Эльга встала и подошла к нему. Он задрал голову, потом тоже встал.
И тут княгиня киевская повела себя странно. Кинувшись к ларю, на котором обычно сидела, она смела на пол подушки, с усилием подняла широкую крышку и стала отчаянно рыться среди пожитков, засунувшись в ларь по пояс. Мистина в изумлении наблюдал за ней – пока она не разогнулась, держа в руках длинный боевой нож в потемневших ножнах рыжей некрашеной кожи. Потом рывком освободила клинок, сжав в ладони костяную рукоять, и снова подошла к нему.
Свободной рукой Эльга деловито расстегнула на Мистине кафтан, подняла скрам обеими руками и приставила кончик лезвия к его груди. Даже развернула так же, как он в прошлый раз – чтобы вошел меж ребер. Держать было неудобно, потому что его сердце находилось примерно на уровне ее носа.
– Ну? – требовательно произнесла Эльга, глядя ему в глаза.
Взгляд ее горел смертельным отчаянием на грани безумия.
У него оставалось два выхода: или податься вперед и впустить собственный клинок в свое сердце, или…
Мистина поднял руку, мягко сжал ее кисти, сомкнутые на рукояти его старого оружия, и отвел острие от своей груди.
– Ты права. Я не буду расколот, как золото, пытаясь забрать назад однажды отданное.
Эльга сделала шаг назад и опустила скрам.

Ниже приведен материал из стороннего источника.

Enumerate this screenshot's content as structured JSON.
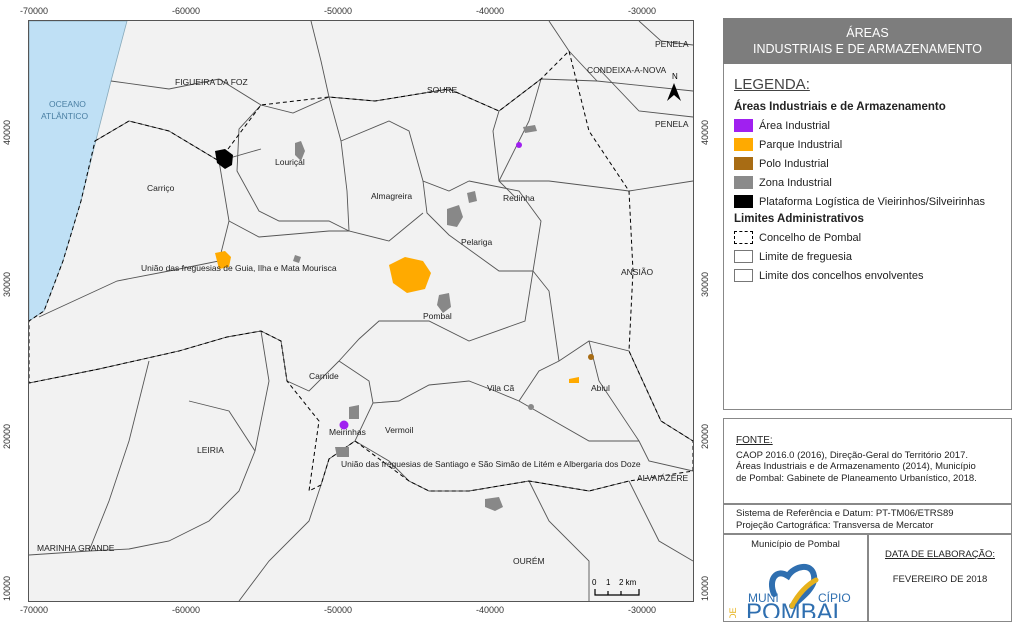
{
  "map": {
    "ticks_x": [
      "-70000",
      "-60000",
      "-50000",
      "-40000",
      "-30000"
    ],
    "ticks_y": [
      "40000",
      "30000",
      "20000",
      "10000"
    ],
    "ocean_label": [
      "OCEANO",
      "ATLÂNTICO"
    ],
    "places": [
      {
        "id": "figueira",
        "text": "FIGUEIRA DA FOZ"
      },
      {
        "id": "soure",
        "text": "SOURE"
      },
      {
        "id": "condeixa",
        "text": "CONDEIXA-A-NOVA"
      },
      {
        "id": "penela1",
        "text": "PENELA"
      },
      {
        "id": "penela2",
        "text": "PENELA"
      },
      {
        "id": "lourical",
        "text": "Louriçal"
      },
      {
        "id": "carrico",
        "text": "Carriço"
      },
      {
        "id": "almagreira",
        "text": "Almagreira"
      },
      {
        "id": "redinha",
        "text": "Redinha"
      },
      {
        "id": "pelariga",
        "text": "Pelariga"
      },
      {
        "id": "guia",
        "text": "União das freguesias de Guia, Ilha e Mata Mourisca"
      },
      {
        "id": "ansiao",
        "text": "ANSIÃO"
      },
      {
        "id": "pombal",
        "text": "Pombal"
      },
      {
        "id": "carnide",
        "text": "Carnide"
      },
      {
        "id": "vilaca",
        "text": "Vila Cã"
      },
      {
        "id": "abiul",
        "text": "Abiul"
      },
      {
        "id": "meirinhas",
        "text": "Meirinhas"
      },
      {
        "id": "vermoil",
        "text": "Vermoil"
      },
      {
        "id": "leiria",
        "text": "LEIRIA"
      },
      {
        "id": "santiago",
        "text": "União das freguesias de Santiago e São Simão de Litém e Albergaria dos Doze"
      },
      {
        "id": "alvaiazere",
        "text": "ALVAIÁZERE"
      },
      {
        "id": "marinha",
        "text": "MARINHA GRANDE"
      },
      {
        "id": "ourem",
        "text": "OURÉM"
      }
    ],
    "north_label": "N",
    "scale_labels": [
      "0",
      "1",
      "2 km"
    ]
  },
  "title": {
    "line1": "ÁREAS",
    "line2": "INDUSTRIAIS E DE ARMAZENAMENTO"
  },
  "legend": {
    "heading": "LEGENDA:",
    "group1_title": "Áreas Industriais e de Armazenamento",
    "group1_items": [
      {
        "label": "Área Industrial",
        "color": "#a020f0"
      },
      {
        "label": "Parque Industrial",
        "color": "#ffaa00"
      },
      {
        "label": "Polo Industrial",
        "color": "#a86c14"
      },
      {
        "label": "Zona Industrial",
        "color": "#8a8a8a"
      },
      {
        "label": "Plataforma Logística de Vieirinhos/Silveirinhas",
        "color": "#000000"
      }
    ],
    "group2_title": "Limites Administrativos",
    "group2_items": [
      {
        "label": "Concelho de Pombal",
        "style": "dashed"
      },
      {
        "label": "Limite de freguesia",
        "style": "thin"
      },
      {
        "label": "Limite dos concelhos envolventes",
        "style": "thin"
      }
    ]
  },
  "source": {
    "heading": "FONTE:",
    "line1": "CAOP 2016.0 (2016), Direção-Geral do Território 2017.",
    "line2": "Áreas Industriais e de Armazenamento (2014), Município",
    "line3": "de Pombal: Gabinete de Planeamento Urbanístico, 2018."
  },
  "reference": {
    "line1": "Sistema de Referência e Datum: PT-TM06/ETRS89",
    "line2": "Projeção Cartográfica: Transversa de Mercator"
  },
  "logo": {
    "caption": "Município de Pombal",
    "word_left": "MUNI",
    "word_right": "CÍPIO",
    "word_main": "POMBAL",
    "word_side": "DE"
  },
  "date": {
    "heading": "DATA DE ELABORAÇÃO:",
    "value": "FEVEREIRO DE 2018"
  }
}
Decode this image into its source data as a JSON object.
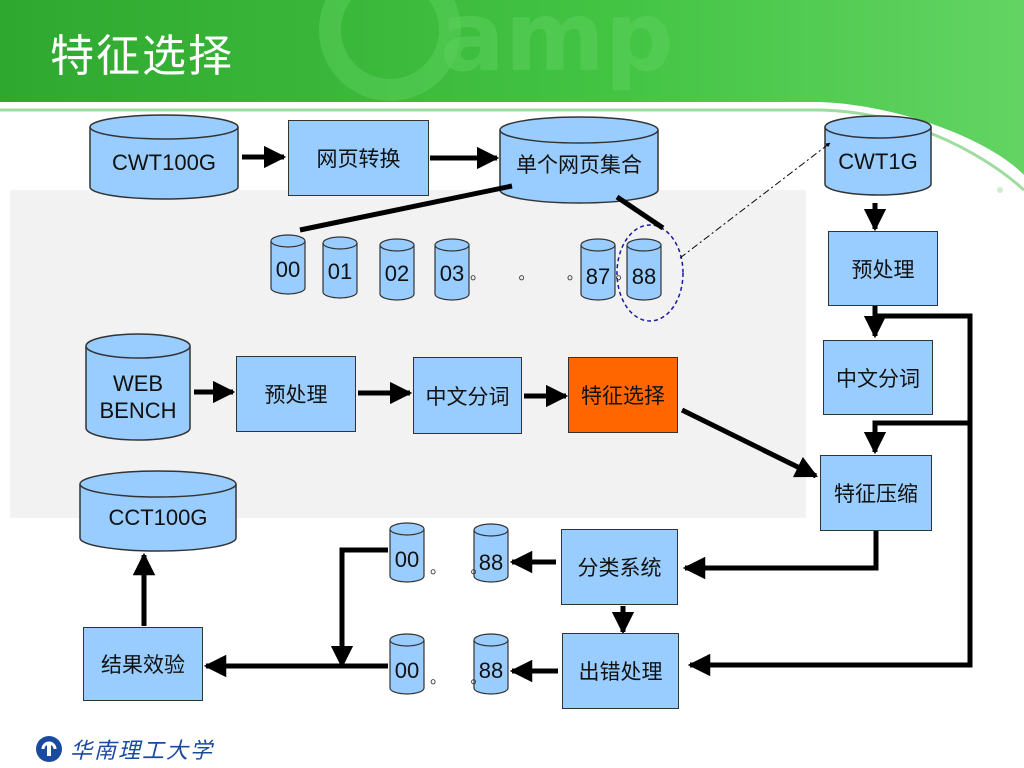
{
  "slide": {
    "title": "特征选择"
  },
  "diagram": {
    "cylinders": {
      "cwt100g": "CWT100G",
      "single_page_set": "单个网页集合",
      "cwt1g": "CWT1G",
      "webbench_line1": "WEB",
      "webbench_line2": "BENCH",
      "cct100g": "CCT100G",
      "p00": "00",
      "p01": "01",
      "p02": "02",
      "p03": "03",
      "p87": "87",
      "p88": "88",
      "cls_00": "00",
      "cls_88": "88",
      "err_00": "00",
      "err_88": "88"
    },
    "boxes": {
      "web_convert": "网页转换",
      "preprocess_left": "预处理",
      "segment_left": "中文分词",
      "feature_select": "特征选择",
      "preprocess_right": "预处理",
      "segment_right": "中文分词",
      "feature_compress": "特征压缩",
      "classify": "分类系统",
      "error_handle": "出错处理",
      "result_verify": "结果效验"
    },
    "dots_main": "。 。 。 。",
    "dots_small_1": "。 。",
    "dots_small_2": "。 。"
  },
  "footer": {
    "university": "华南理工大学"
  },
  "colors": {
    "green": "#3cbe3c",
    "box_blue": "#99ccff",
    "highlight_orange": "#ff6600",
    "navy_dashed": "#1a1aa0"
  }
}
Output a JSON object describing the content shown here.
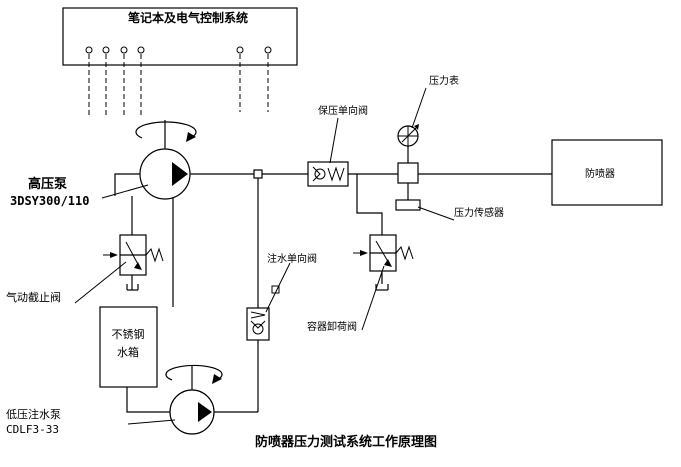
{
  "control_system": {
    "label": "笔记本及电气控制系统"
  },
  "pumps": {
    "high_pressure_name": "高压泵",
    "high_pressure_model": "3DSY300/110",
    "low_pressure_name": "低压注水泵",
    "low_pressure_model": "CDLF3-33"
  },
  "valves": {
    "pneumatic_shutoff": "气动截止阀",
    "pressure_hold_check": "保压单向阀",
    "fill_check": "注水单向阀",
    "vessel_unload": "容器卸荷阀"
  },
  "instruments": {
    "pressure_gauge": "压力表",
    "pressure_sensor": "压力传感器"
  },
  "tank": {
    "line1": "不锈钢",
    "line2": "水箱"
  },
  "blowout_preventer": {
    "label": "防喷器"
  },
  "diagram": {
    "caption": "防喷器压力测试系统工作原理图"
  }
}
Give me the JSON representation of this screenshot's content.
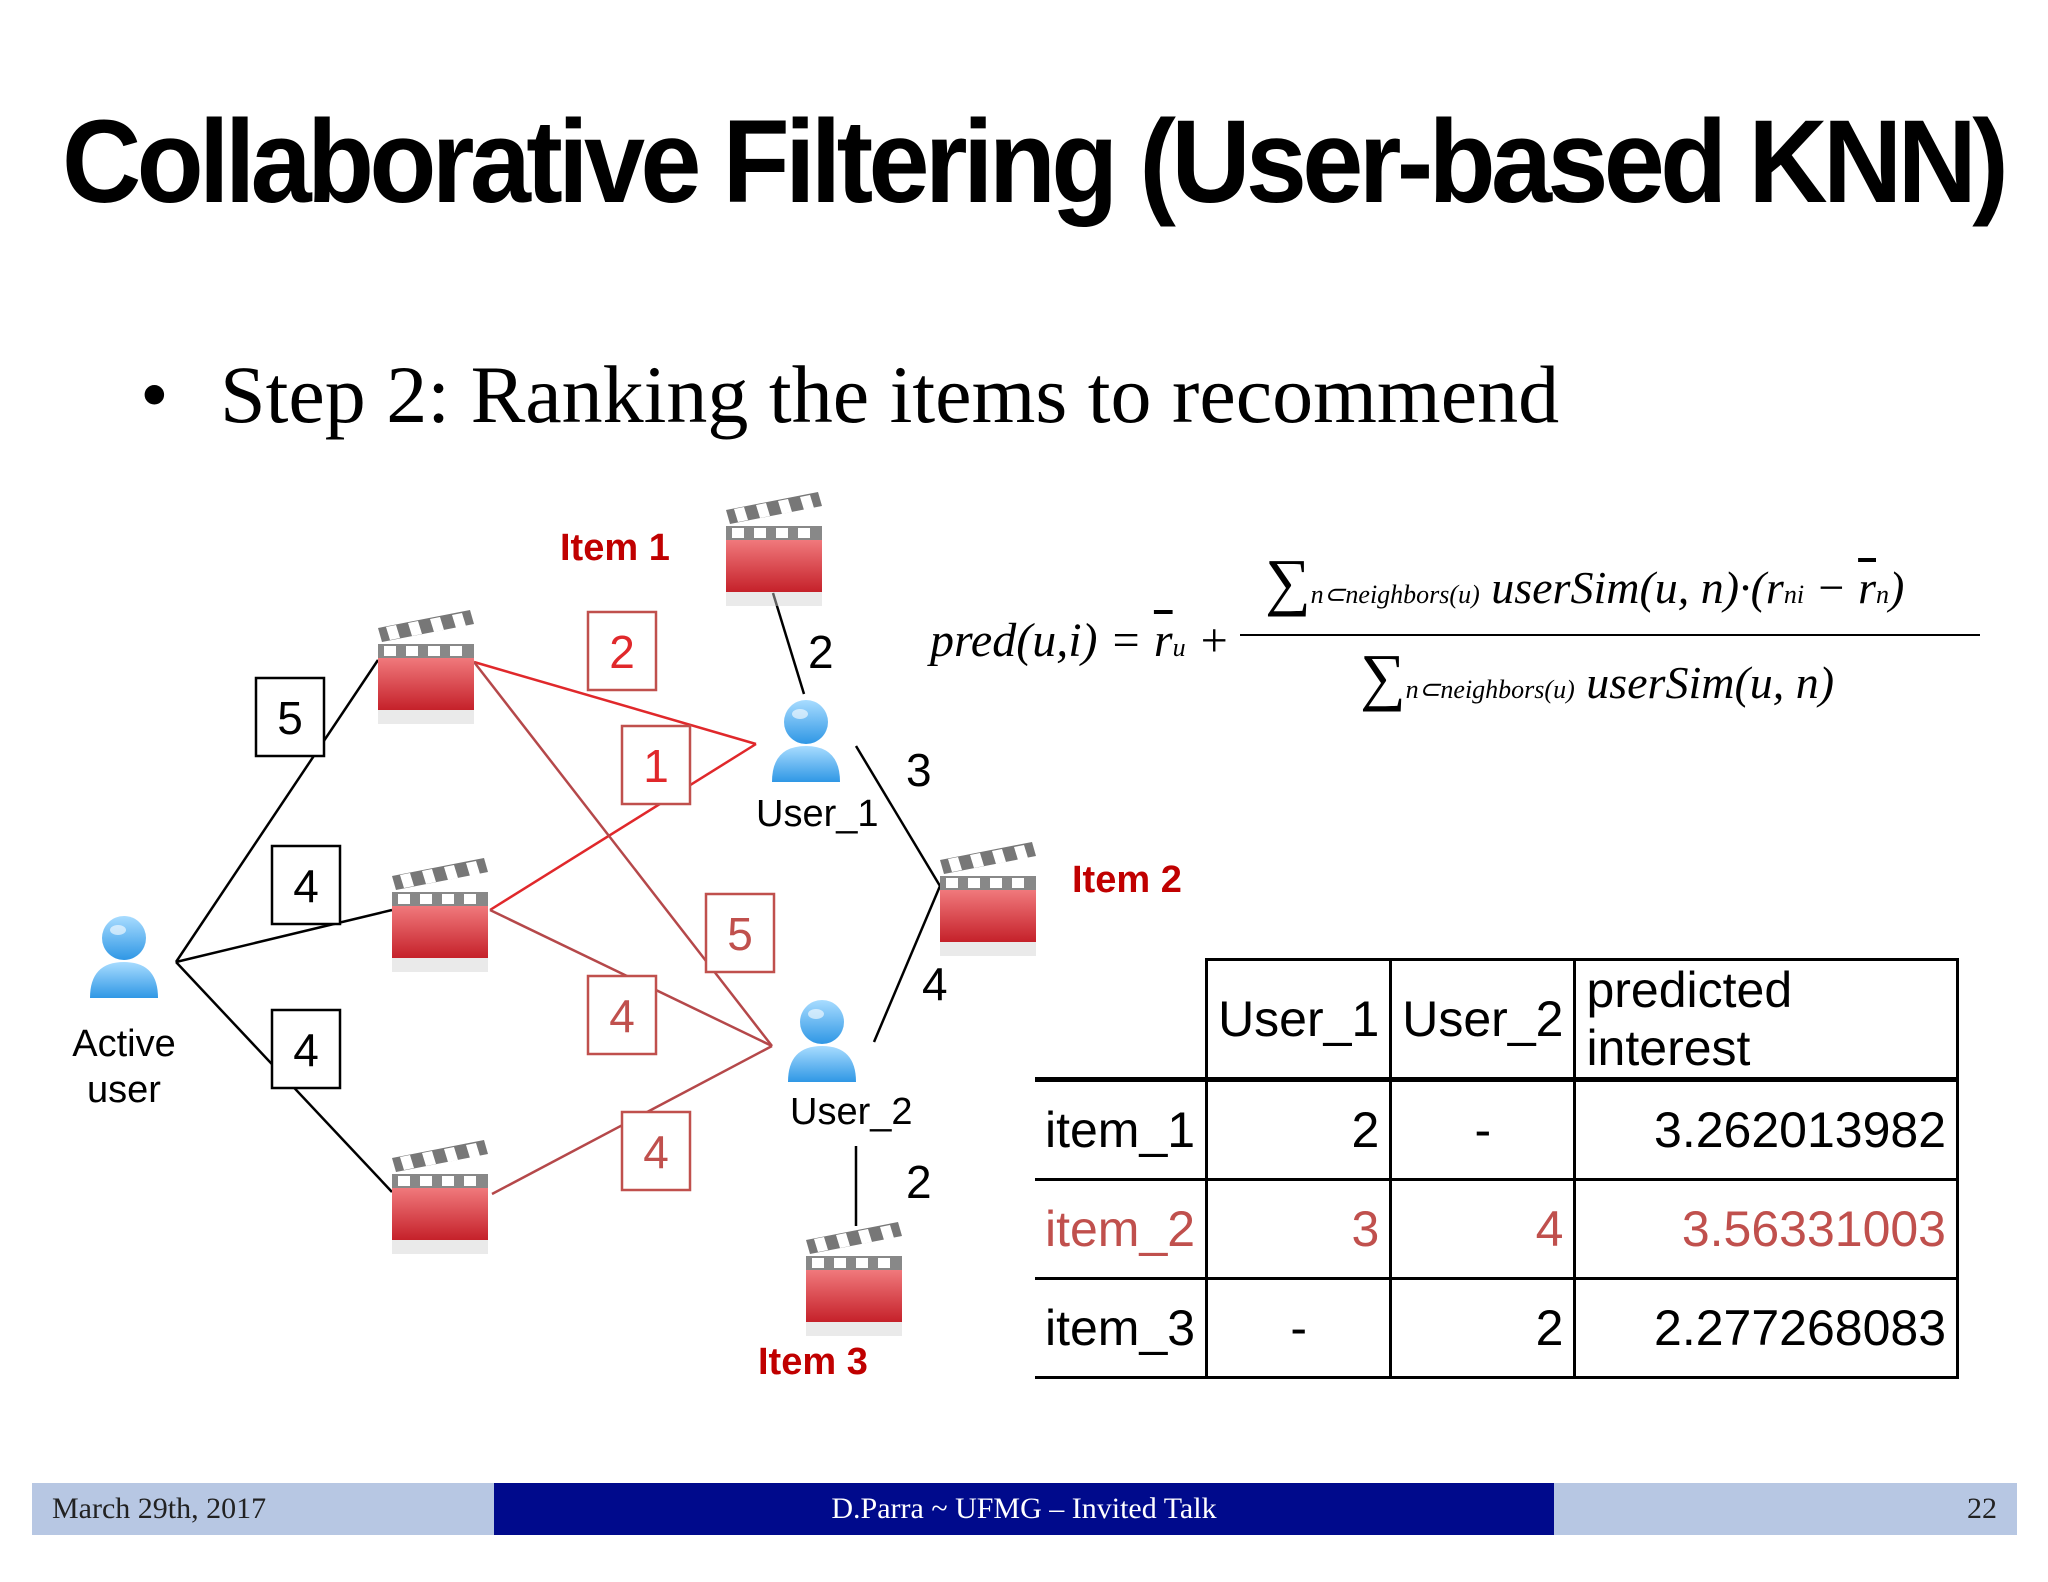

Мистина забрал его и вернул в ножны.
– Но тогда придется отправить с ними Алдана. И Предславу. Там должен быть хоть один разумный зрелый мужчина.
– Пусть едут. – Эльга кивнула. Он была привязана к Предславе, но не готова променять на нее Мистину. – Ой! – вдруг сообразила она. – А дети?
– Какие?
– Старшие дети Предславы. Которые… Володиславичи. Этих отпустить…
– И что с того? – Мистина пришел в себя и начал думать о деле. – Кому они нужны у кривичей?
– А мало ли кому? Малка скоро невеста. Объявится потом какой… жених. Я только с одной такой разделалась, а тут вторая растет… И Добрыня… Они же законные дети… Ах, Кириа тон Уранон! – Эльга всплеснула руками. – И что я буду Предславе говорить? Что она и ее муж едут в Плесков, а двое ее старших детей остаются? Патор имон! Да что же на нас так судьба ополчилась!
Эльга едва владела собой. Хотелось заплакать, закричать, обвинить кого-то, кто заставляет ее, женщину и мать, так жестоко поступать с другими женщинами и матерями, пусть даже она истинно их любит. Но кого обвинить? Она знала так много тех, кто все создал и всем правит, и порой чувствовала себя мечом, который разнородные силы рвут друг у друга из рук, задевая и раня всех вокруг.